Driving the news: The Securities and Exchange Commission on Tuesday announced charges and a settlement with several entities and people involved in a 2020 SPAC deal for space cargo company Momentus.
- That transaction, first announced in late 2020 but still not closed, was designed to bring Momentus public at a $1.1 billion enterprise value via Stable Road Acquisition, and included a $175 million PIPE. The valuation was recently slashed to $567 million.
- The SEC accused Momentus of making misleading public statements about the results of its in-space tests and accused Stable Road of insufficient due diligence on both those tests and national security concerns involving former Momentus CEO Mikhail Kokorich (this morning the company added ex-Defense Department official John Rood as its new CEO).
- Momentus agreed to pay $7 million in penalties while Stable Road will pay $1 million, and PIPE investors will be given permission to terminate their subscription agreements prior to the deal's shareholder approval vote.
- Prior to the SPAC deal, Momentus had raised nearly $90 million in VC funding, and received a PPP loan.
What SEC chair Gary Gensler is saying: "The fact that Momentus lied to Stable Road does not absolve Stable Road of its failure to undertake adequate due diligence."

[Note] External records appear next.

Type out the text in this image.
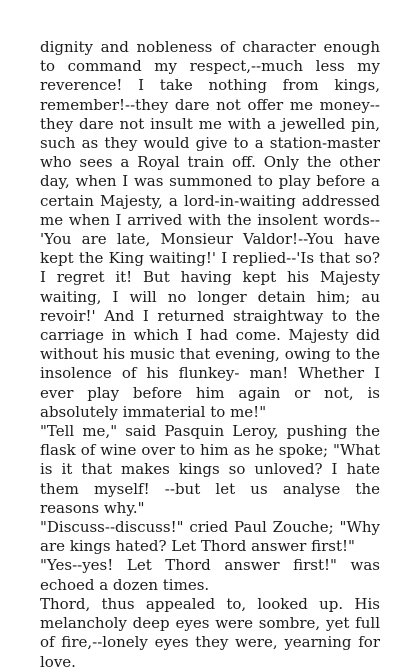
dignity and nobleness of character enough to command my respect,--much less my reverence! I take nothing from kings, remember!--they dare not offer me money--they dare not insult me with a jewelled pin, such as they would give to a station-master who sees a Royal train off. Only the other day, when I was summoned to play before a certain Majesty, a lord-in-waiting addressed me when I arrived with the insolent words--'You are late, Monsieur Valdor!--You have kept the King waiting!' I replied--'Is that so? I regret it! But having kept his Majesty waiting, I will no longer detain him; au revoir!' And I returned straightway to the carriage in which I had come. Majesty did without his music that evening, owing to the insolence of his flunkey- man! Whether I ever play before him again or not, is absolutely immaterial to me!"

"Tell me," said Pasquin Leroy, pushing the flask of wine over to him as he spoke; "What is it that makes kings so unloved? I hate them myself! --but let us analyse the reasons why."

"Discuss--discuss!" cried Paul Zouche; "Why are kings hated? Let Thord answer first!"

"Yes--yes! Let Thord answer first!" was echoed a dozen times.

Thord, thus appealed to, looked up. His melancholy deep eyes were sombre, yet full of fire,--lonely eyes they were, yearning for love.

The big picture: This situation will fuel SPAC critics who argue that public investors are getting taken in by futuristic tech promises that are unlikely to pan out, particularly in areas like space.
- It also offsets Saturday's successful test flight by Virgin Galactic, which went public via SPAC in 2019 (although its stock has sagged so far this week).
The bottom line: You can't spell space without SPAC, nor can you spell it without SEC.